Api ist bolivianisch-andines Nationalgetränk. Man begegnet ihm und seinen Konsumenten in La Paz an jeder Straßenecke. Wie man sich den knallsüßen Mehlsirup in der heimischen Küche zubereitet um ihn anschließend der deutschen Öffentlichkeit zugänglich zu machen, erklärt dieser Rezept-Geburtstagstext.

Für Johanna zum 20. Geburtstag – ¡Feliz Cumpleaños, Mamita!

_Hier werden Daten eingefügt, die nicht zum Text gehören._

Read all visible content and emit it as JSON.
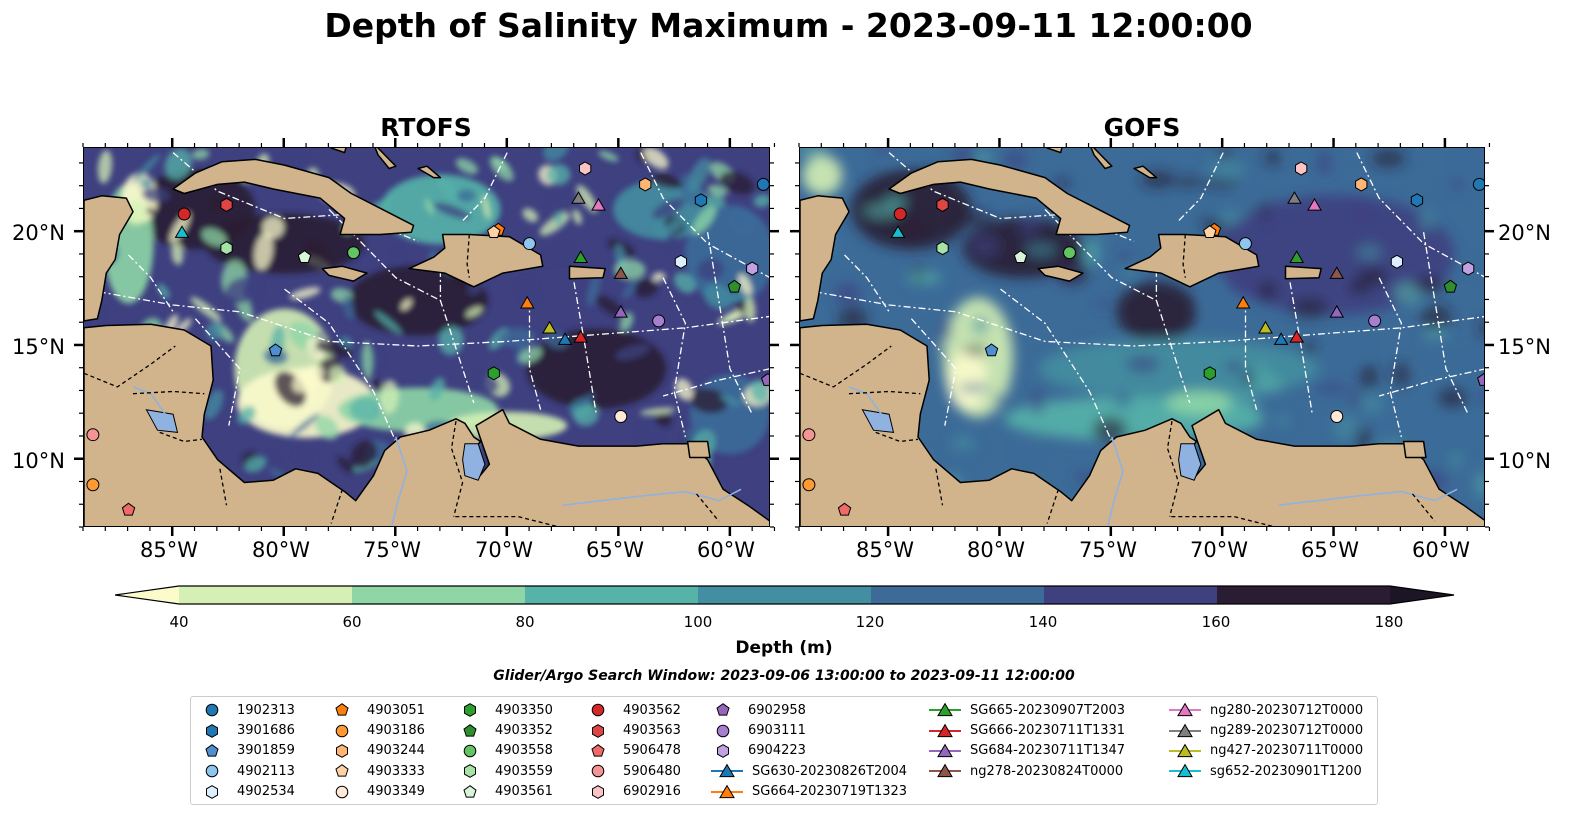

Dieser Api! Man möchte in ihm baden wie Kleopetra einst in Milch, eine ganze Wanne voll purpurnem süßen Gebräu, sich darin ersäufen oder zumindest drin liegen bleiben bis es Abend wird. In Bolivien trinkt man Api nämlich schon morgens, am besten bevor die Sonne aufgeht und es noch so richtig nächtlich kalt ist im Andengebiet. Wenn man dann mit klappernden Zähnen von einer casera an der Straßenecke so ein Plastiktüttchen mit Strohhalm drin entgegennimmt, einem der heiße Brei in den Bauch hinuterwabbert und einem der Zucker ins Gehirn hochschießt, dann hat man das ultimative Api-Erlebnis.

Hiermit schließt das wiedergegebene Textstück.